Methods: A multi-centre study involving 7 centres was conducted amongst patients undergoing redo-surgery for inguinal varicose vein recurrences. The sapheno-femoral stumps resected during the redo-surgery were classified histologically. Patients with a proven long residual sapheno-femoral stump were asked to describe the first signs of varicose vein recurrence with the help of a standardised questionnaire. From these data the symptom-free interval, consisting of the time frame between the initial operation and the first signs of recurrence, was determined.

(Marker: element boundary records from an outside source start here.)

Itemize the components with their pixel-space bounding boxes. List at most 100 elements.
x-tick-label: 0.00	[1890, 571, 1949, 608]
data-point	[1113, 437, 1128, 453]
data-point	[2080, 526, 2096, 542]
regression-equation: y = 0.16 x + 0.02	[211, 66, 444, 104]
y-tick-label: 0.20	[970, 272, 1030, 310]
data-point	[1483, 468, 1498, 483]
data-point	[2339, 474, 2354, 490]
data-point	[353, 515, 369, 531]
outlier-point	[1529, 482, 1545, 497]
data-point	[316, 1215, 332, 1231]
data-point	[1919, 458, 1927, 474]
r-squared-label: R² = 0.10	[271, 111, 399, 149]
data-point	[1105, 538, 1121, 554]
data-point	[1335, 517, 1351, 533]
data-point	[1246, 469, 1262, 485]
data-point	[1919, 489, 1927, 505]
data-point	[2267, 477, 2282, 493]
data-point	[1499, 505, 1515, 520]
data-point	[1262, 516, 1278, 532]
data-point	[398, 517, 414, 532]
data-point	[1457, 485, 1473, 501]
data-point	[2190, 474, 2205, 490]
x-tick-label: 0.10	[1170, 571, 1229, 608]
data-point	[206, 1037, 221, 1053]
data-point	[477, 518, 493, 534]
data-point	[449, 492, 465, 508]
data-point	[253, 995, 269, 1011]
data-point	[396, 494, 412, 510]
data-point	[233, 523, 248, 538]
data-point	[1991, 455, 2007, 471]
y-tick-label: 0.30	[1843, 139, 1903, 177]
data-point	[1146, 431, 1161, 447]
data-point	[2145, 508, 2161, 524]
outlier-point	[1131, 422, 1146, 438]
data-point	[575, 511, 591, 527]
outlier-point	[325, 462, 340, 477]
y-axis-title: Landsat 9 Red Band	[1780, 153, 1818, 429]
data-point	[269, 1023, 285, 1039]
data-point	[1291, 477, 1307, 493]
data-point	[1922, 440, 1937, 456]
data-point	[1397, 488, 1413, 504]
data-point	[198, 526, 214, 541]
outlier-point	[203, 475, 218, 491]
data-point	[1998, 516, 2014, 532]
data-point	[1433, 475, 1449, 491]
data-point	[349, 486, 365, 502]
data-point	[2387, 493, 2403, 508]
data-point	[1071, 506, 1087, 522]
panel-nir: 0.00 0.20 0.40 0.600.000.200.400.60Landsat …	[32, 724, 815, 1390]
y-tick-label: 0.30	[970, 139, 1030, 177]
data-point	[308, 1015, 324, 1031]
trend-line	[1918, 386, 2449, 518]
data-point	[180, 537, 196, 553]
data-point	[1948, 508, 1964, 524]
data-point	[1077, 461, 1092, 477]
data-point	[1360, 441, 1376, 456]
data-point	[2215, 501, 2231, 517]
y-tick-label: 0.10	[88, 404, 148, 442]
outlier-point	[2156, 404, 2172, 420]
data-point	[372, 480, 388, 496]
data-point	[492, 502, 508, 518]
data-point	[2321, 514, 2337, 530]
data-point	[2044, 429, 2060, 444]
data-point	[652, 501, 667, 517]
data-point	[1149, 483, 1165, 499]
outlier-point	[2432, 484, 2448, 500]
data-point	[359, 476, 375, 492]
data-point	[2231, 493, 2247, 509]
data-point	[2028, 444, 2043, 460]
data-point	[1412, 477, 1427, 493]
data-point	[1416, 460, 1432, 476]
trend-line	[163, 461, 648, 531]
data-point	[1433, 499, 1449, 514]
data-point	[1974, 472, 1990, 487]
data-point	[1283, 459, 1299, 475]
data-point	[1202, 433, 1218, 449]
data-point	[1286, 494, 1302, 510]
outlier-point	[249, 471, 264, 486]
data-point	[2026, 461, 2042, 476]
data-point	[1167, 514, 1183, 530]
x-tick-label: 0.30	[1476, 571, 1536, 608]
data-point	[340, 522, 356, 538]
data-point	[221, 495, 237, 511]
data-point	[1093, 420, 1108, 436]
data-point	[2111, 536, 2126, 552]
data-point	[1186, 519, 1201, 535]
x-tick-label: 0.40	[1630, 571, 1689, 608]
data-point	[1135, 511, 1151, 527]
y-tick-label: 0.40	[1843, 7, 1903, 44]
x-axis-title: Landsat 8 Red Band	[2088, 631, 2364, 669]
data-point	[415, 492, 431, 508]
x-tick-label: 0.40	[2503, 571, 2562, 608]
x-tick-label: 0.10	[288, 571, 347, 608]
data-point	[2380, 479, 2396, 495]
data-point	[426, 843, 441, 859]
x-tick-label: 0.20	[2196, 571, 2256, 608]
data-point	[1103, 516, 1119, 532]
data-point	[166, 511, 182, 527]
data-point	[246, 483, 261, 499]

Results: In 279 legs of 251 patients a long residual sapheno-femoral stump was present. Most patients had experienced a symptom-free interval after the initial operation with a mean duration of 7.4 S.D. 5.5 years. Recurrent varicose veins became apparent after a mean time interval of 6.3 S.D. 5.3 years and congestion symptoms occurred after a mean interval of 8.5 S.D. 5.7 years.
Conclusions: In patients with symptomatic groin recurrences, a long residual sapheno-femoral stump was found in about two thirds of cases. The first clinical signs of varicose vein recurrence can be expected 7-8 years after the initial treatment at the earliest. Long term follow up is required reliably to asses the outcome of treatment for varicose veins.